Without the shepherd's dog, the whole of the open mountainous land in Scotland would not be worth a sixpence. It would require more hands to manage a stock of sheep, gather them from the hills, force them into houses and folds, and drive them to markets, than the profits of the whole stock were capable of maintaining.

--James Hogg, 1824, from The Shepherd's Calendar

[From a Scottish newspaper, name unknown, ca. 1935., text edited by Carole L. Presberg]

On the last Sunday of November, the writer attended the centenary service in Ettrick Kirk in memory of James Hogg, the Ettrick Shepherd. It was a never to be forgotten day; lovers of the bard travelled long distances, while shepherds from the hills were present to pay tribute....

I often wonder what James Hogg would have said had it been his privilege to witness the wonderful exhibitions by descendants of Sirrah and Hector on the trial fields today.
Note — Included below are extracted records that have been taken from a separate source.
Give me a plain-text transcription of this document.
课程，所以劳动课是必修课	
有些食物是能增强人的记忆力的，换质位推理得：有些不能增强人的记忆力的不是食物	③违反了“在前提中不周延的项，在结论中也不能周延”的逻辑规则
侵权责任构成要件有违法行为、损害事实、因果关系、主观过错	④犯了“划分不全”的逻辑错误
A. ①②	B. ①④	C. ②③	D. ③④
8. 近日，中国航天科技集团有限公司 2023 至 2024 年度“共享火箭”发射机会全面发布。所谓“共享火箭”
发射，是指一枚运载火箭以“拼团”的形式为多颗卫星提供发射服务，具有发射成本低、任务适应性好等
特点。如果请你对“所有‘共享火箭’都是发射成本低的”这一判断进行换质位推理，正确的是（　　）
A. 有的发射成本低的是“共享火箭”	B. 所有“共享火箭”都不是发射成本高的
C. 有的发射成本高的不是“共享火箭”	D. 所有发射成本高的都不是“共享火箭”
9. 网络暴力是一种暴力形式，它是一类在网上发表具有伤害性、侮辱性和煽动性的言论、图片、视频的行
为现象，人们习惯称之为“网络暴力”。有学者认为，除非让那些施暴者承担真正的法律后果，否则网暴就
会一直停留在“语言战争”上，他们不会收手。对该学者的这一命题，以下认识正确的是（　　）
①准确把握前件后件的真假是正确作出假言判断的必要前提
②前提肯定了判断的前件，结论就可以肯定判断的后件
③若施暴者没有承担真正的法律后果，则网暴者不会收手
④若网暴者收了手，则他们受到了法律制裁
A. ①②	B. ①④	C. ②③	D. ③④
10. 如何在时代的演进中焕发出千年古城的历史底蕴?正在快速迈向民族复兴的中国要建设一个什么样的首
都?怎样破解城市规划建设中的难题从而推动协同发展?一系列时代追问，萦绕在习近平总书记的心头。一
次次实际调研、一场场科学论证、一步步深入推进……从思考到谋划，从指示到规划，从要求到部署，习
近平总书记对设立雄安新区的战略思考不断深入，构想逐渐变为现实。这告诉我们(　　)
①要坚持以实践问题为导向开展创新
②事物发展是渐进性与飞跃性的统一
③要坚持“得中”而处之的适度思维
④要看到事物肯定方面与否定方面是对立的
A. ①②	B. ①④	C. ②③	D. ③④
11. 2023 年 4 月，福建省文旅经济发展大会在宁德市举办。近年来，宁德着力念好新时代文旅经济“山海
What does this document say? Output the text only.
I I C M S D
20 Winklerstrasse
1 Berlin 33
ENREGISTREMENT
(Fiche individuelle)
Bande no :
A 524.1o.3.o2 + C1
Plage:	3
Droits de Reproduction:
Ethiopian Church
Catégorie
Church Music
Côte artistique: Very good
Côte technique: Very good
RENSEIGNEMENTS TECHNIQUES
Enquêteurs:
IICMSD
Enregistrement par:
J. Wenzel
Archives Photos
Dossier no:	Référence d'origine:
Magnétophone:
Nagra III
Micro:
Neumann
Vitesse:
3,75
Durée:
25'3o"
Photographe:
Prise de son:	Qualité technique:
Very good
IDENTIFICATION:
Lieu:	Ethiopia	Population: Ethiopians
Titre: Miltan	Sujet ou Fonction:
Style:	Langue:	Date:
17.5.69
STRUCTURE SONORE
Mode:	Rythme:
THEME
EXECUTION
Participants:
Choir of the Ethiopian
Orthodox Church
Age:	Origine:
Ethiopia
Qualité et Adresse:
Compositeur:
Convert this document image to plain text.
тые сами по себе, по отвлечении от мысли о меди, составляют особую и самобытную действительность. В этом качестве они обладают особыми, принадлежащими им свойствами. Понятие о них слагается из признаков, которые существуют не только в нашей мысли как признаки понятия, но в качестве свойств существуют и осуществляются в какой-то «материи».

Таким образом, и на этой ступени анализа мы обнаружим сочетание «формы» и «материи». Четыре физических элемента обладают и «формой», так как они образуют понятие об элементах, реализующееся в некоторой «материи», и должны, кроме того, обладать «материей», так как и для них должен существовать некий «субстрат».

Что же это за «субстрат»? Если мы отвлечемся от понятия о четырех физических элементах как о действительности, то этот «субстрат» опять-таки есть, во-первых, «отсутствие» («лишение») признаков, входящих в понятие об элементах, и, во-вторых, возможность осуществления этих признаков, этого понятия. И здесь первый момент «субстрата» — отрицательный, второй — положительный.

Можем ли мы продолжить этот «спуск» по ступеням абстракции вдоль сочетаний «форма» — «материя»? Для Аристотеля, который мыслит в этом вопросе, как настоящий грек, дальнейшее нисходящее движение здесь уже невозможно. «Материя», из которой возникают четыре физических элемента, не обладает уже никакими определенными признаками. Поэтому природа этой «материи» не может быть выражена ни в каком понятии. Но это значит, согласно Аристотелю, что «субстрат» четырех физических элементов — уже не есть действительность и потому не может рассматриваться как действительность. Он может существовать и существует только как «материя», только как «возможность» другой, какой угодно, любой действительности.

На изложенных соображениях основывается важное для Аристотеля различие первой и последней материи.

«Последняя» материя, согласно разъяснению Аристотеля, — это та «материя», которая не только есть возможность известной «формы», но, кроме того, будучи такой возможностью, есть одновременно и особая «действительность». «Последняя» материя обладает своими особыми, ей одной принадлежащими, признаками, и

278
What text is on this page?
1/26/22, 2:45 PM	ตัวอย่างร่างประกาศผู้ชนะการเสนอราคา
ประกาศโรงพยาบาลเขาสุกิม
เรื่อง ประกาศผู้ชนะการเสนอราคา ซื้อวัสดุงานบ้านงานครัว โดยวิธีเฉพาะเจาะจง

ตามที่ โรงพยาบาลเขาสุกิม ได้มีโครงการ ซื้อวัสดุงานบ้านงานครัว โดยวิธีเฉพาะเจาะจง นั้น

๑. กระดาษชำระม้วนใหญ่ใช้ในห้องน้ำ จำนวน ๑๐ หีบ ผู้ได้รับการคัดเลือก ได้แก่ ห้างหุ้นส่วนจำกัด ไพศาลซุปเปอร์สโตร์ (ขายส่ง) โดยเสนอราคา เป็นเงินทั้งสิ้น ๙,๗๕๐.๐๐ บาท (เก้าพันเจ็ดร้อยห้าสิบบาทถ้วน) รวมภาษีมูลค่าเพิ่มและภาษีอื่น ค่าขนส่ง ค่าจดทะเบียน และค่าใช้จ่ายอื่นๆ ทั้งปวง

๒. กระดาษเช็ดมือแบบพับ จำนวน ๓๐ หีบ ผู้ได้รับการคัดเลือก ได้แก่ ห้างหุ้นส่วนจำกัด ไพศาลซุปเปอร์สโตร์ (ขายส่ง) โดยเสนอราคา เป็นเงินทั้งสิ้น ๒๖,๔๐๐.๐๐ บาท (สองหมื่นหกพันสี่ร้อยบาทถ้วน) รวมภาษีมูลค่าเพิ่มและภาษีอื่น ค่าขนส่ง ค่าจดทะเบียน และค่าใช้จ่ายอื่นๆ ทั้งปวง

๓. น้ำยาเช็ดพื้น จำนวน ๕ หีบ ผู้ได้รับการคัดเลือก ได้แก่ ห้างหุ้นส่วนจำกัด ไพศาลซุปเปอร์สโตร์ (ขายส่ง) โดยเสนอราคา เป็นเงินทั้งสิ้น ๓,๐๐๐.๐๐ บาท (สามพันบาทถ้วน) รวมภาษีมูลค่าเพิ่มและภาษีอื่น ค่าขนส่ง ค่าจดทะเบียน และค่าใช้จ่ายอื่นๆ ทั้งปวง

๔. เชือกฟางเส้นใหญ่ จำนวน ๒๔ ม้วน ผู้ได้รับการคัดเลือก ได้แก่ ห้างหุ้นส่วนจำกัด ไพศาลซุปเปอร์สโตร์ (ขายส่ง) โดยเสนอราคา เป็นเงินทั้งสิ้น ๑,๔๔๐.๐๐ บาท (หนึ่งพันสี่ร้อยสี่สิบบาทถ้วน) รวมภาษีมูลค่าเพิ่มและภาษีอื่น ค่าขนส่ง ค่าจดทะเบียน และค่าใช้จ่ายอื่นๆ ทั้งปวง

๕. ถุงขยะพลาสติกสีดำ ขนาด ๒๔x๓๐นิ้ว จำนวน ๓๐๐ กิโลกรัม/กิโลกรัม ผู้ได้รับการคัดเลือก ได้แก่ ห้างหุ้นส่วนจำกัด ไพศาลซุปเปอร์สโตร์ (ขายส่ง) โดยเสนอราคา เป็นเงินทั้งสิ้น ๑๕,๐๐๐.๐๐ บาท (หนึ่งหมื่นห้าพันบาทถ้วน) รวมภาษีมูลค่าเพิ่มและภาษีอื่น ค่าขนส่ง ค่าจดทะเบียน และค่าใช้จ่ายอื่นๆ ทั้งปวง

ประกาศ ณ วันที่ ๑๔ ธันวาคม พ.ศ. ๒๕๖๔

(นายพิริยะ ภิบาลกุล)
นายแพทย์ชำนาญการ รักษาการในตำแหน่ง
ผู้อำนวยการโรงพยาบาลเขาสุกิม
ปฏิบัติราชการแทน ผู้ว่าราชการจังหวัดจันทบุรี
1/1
He tells of the wonderful individual tests in stormy weather carried out by his dogs on the hills of Yarrow, but how it would have gladdened the shepherd's heart to see the team work by Mr. Jas. Wilson's Border Collies, trained on the hills in the Leithen Water Valley, a district well known and often frequented by the Ettrick Shepherd. Hogg would, in my opinion, have been one of the leaders in the trial field had such exhibitions been in vogue in his day, because he could read character in the Collie, and doubtless he saw something outstanding in the expression of that wonderful worker, Sirrah, when he induced his owner to part with him. It is interesting to relate the story of how this dog came into his possession, because the shepherd says he was the most interesting dog he ever saw. He was of a surly, unsociable temper--disdained all flattery, and refused to be caressed; but his attention to his master's commands and interests never will again be equalled by any of the canine race. Hogg says:

The first time I saw him, a drover was leading him on a rope; he was hungry and lean, and far from being a beautiful cur, for he was all black, and had a grim face striped with dark brown. The drover had bought him from a boy for three shillings somewhere on the border, and doubtless had used him ill on the journey. I thought I discovered a sort of sullen intelligence in his face, notwithstanding his dejected and forlorn appearance; so I gave the drover a guinea for him, and I believe and am satisfied that I never laid one out to so good purpose. He was scarcely then a year old, and knew so little of herding that he had never turned a sheep in his life; but as soon as he discovered it was his duty to do so I can never forget with what anxiety and eagerness he learned his different evolutions. He would try everywhere deliberately till he found out what I wanted him to do, and when once I made him understand a direction he never forgot or mistook it again. Well as I knew him, he often astonished me, for, when hard pressed in accomplishing the task he was put to, he had expedience at the moment that bespoke a great share of reasoning faculty.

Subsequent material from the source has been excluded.